Chaque samedi, un financier différent répond à nos questions. Il donne sa lecture des marchés, offre son point de vue sur la Bourse et lance quelques conseils d'investissement. Cette semaine, Christine Décarie, d'Investors...

À votre avis, quel est l'événement le plus significatif des derniers jours à la Bourse?

Cette semaine, il y a eu un peu plus d'acheteurs pour les obligations européennes. C'est positif. Par exemple, l'Allemagne a eu deux fois plus de demande que la quantité d'obligations qu'elle voulait émettre. Même chose pour l'Espagne qui a aussi vu son coût d'emprunt diminuer significativement. Elle a émis des obligations de trois ans à un taux d'intérêt de 3,38%, par rapport à 5,2% lors de ses dernières émissions durant la tourmente de décembre dernier. Et l'Italie a réussi à émettre des obligations d'un an à un taux d'intérêt de 2,75%, versus 5,95% lors de la dernière émission.

Il ne faut pas crier victoire trop vite. Mais il semble y avoir un peu plus d'appétit pour les obligations européennes. La confiance des investisseurs revient parce que la Banque centrale européenne est plus encline à racheter des dettes.

Quel indicateur surveillez-vous le plus attentivement en ce moment?

Il est clair qu'il y a des incertitudes dans chaque région: la crise de la dette en Europe, l'impasse des finances publiques aux États-Unis, le ralentissement économique en Chine.

Mais à court terme, ce que je surveille le plus, c'est vraiment le marché du travail aux États-Unis. Selon moi, c'est la clé pour assurer la poursuite de la reprise économique qui n'est pas très forte. Il faut de la création d'emplois pour repartir l'immobilier, la consommation, l'automobile...

Que feriez-vous avec 10 000$ à investir?

Je continue de favoriser la Bourse américaine, plutôt que la Bourse canadienne qui est plus risquée. Aux États-Unis, les profits des sociétés continuent d'augmenter, la Bourse est mieux diversifiée et moins cyclique que la Bourse canadienne (composée à moitié de sociétés de ressources naturelles). En 2011, le marché américain a mieux performé (+5,5% pour le Dow Jones, 0% pour le S&P500) que le marché canadien (-11% pour le S&P/TSX). Et je pense que la tendance va se poursuivre.

J'investirais dans des sociétés qui augmentent régulièrement leur dividende. Il ne faut pas nécessairement viser les sociétés qui ont le rendement du dividende le plus élevé (ex: si une entreprise verse 1$ en dividende et que son action vaut 40$, cela équivaut à un rendement de 2,5%). Il faut surtout regarder l'historique d'augmentation du dividende.

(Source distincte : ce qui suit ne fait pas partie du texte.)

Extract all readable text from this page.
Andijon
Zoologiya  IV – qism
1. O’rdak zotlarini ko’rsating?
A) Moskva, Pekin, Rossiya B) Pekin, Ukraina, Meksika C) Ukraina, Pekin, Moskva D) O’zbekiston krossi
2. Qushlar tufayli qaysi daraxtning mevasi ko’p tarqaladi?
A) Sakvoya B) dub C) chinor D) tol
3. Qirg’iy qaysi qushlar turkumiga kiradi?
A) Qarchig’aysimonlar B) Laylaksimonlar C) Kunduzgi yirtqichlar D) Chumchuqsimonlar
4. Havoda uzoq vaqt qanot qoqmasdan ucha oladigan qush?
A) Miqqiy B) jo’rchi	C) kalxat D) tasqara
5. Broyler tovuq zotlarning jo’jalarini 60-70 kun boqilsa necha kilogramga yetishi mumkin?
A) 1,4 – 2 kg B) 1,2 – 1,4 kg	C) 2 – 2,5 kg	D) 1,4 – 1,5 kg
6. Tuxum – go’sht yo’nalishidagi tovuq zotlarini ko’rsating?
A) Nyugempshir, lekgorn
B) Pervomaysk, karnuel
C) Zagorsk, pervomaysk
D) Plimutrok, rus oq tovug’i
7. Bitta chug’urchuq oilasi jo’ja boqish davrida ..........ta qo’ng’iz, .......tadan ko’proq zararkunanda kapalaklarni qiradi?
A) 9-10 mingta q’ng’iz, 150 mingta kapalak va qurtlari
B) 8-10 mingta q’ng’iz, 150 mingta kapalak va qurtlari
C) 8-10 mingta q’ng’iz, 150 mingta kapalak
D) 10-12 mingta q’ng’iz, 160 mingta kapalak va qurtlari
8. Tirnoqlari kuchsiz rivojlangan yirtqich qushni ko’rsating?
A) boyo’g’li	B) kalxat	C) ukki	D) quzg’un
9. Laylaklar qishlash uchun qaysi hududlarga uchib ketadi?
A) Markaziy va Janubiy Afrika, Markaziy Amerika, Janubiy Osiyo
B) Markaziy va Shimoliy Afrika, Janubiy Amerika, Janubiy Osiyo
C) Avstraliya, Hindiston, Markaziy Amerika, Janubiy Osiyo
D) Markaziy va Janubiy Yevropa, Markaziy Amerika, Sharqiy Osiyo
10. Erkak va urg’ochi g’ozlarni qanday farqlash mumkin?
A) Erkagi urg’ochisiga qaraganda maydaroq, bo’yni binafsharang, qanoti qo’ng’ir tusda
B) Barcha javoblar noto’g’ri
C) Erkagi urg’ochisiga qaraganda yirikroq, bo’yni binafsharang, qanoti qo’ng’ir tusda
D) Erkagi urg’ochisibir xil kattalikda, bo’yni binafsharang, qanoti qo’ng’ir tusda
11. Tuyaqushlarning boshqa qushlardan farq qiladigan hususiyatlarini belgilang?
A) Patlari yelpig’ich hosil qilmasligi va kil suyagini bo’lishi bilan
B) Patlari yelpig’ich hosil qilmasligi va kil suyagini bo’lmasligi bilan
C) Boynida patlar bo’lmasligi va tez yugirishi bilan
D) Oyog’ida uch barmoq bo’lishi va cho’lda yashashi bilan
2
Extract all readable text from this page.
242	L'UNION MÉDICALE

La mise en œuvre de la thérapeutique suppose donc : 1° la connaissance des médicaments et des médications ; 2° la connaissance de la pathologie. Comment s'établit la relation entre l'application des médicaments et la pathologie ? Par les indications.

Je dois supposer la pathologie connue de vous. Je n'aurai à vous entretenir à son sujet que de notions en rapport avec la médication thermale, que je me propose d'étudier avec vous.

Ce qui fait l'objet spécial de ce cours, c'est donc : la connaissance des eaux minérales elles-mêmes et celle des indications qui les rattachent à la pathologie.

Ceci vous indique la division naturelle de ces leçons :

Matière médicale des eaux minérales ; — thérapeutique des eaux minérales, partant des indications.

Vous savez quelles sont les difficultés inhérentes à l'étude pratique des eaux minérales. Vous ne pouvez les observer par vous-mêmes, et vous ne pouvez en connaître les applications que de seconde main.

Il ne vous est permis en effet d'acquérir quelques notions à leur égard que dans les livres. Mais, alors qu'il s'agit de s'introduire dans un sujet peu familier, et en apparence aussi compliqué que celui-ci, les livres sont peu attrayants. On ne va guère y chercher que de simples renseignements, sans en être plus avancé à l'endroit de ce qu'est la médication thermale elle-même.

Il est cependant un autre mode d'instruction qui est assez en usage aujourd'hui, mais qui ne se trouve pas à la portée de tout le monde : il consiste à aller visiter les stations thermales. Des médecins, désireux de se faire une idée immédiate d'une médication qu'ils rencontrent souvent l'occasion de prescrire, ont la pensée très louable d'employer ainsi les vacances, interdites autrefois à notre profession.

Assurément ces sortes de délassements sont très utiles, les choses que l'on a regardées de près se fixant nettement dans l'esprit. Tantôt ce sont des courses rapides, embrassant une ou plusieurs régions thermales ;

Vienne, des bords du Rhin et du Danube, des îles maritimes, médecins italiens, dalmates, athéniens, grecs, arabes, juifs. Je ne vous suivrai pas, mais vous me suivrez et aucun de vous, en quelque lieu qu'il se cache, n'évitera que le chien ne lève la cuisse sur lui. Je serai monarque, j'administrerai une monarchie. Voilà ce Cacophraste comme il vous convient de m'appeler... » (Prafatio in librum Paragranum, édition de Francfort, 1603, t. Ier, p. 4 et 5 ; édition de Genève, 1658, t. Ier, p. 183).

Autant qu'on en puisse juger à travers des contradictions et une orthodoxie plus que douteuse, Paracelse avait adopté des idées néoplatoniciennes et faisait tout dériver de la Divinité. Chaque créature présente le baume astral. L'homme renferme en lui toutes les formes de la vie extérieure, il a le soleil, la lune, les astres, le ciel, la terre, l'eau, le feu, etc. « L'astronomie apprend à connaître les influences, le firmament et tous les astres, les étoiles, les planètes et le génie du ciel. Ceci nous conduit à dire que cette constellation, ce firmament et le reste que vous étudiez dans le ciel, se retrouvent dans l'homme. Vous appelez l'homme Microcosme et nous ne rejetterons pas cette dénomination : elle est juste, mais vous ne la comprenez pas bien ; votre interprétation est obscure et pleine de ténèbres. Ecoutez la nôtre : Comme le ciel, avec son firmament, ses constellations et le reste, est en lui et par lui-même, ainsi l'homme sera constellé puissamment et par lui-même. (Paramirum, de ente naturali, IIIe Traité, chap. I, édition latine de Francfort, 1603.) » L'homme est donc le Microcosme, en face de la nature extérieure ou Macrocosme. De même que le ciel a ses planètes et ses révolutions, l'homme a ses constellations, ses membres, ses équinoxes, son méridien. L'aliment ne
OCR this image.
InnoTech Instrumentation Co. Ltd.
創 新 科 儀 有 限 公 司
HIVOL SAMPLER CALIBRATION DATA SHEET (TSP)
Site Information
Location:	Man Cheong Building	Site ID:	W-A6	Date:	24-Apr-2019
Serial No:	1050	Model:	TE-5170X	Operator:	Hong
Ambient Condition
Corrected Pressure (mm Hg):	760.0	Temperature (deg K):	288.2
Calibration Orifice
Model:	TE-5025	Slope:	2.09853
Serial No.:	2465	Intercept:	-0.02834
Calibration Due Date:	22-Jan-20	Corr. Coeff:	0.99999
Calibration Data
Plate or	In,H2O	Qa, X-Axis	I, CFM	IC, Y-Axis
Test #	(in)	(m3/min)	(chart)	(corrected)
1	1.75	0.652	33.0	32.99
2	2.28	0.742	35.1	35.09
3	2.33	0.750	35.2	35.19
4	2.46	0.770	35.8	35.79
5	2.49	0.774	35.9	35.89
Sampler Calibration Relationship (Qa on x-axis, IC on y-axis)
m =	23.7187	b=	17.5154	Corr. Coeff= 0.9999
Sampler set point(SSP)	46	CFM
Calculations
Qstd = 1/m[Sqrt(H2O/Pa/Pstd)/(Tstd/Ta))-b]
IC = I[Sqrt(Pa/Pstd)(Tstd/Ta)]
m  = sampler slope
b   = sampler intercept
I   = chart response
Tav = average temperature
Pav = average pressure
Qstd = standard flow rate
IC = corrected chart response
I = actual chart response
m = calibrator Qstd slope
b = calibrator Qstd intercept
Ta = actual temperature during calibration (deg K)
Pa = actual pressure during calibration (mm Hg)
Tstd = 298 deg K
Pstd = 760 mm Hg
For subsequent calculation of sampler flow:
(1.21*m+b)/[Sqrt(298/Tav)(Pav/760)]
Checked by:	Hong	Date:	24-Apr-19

En 2008-2009, les sociétés avaient pris une pause. Mais en 2011, 80% des sociétés du S&P500 ont versé un dividende et 340 sociétés l'ont augmenté. C'est une tendance lourde. Quand une entreprise choisit de verser un dividende à ses actionnaires et de l'augmenter constamment, cela force les dirigeants à une grande discipline. C'est une stratégie gagnante pour les investisseurs. Il y a une cinquantaine d'entreprise du S&P500 qui ont haussé leur dividende année après année, depuis 25 ans. On peut citer Procter&Gamble, et Target. En 2011, ce groupe a livré une performance 5% supérieure aux autres.

Quel placement évitez-vous à tout prix?

J'aime bien les sociétés qui versent un dividende. Mais il faut demeurer sélectif, notamment dans le secteur des pipelines et du transport d'énergie. Les investisseurs veulent tellement du rendement qu'ils sont attirés par ces sociétés qui versent un dividende de 3 ou 4%. Mais leurs actions se négocient à environ 20 fois les bénéfices futurs. C'est chèrement payé pour des sociétés dont les profits n'augmentent que de 5 à 6% par an.

Qu'est-ce que les marchés sous-estiment le plus présentement?

La Bourse européenne a baissé d'environ 15% l'an dernier. Pourtant, les profits des sociétés européennes devraient augmenter d'environ 3% en 2011 et 7% en 2012. On oublie que plus de la moitié (54%) des revenus des sociétés de l'indice EuroStoxx proviennent de l'extérieur de l'Europe. C'est peut-être ce qui explique pourquoi les profits des entreprises européennes n'ont pas baissé.

Il n'y aura pas de solution miracle à la crise en Europe. Mais si l'incertitude macro-économique se lève un peu, les Bourses européennes pourraient nous surprendre en 2012.

Christine Décarie est vice-présidente principale, gestionnaire de portefeuille et directrice de la recherche au Groupe Investors. Elle gère 2,3 milliards dans le fonds d'actions d'entreprises québécoises Investors et le Fonds mutuel Investors du Canada, le plus ancien de la famille, dont elle est la sixième gestionnaire depuis sa création en 1950.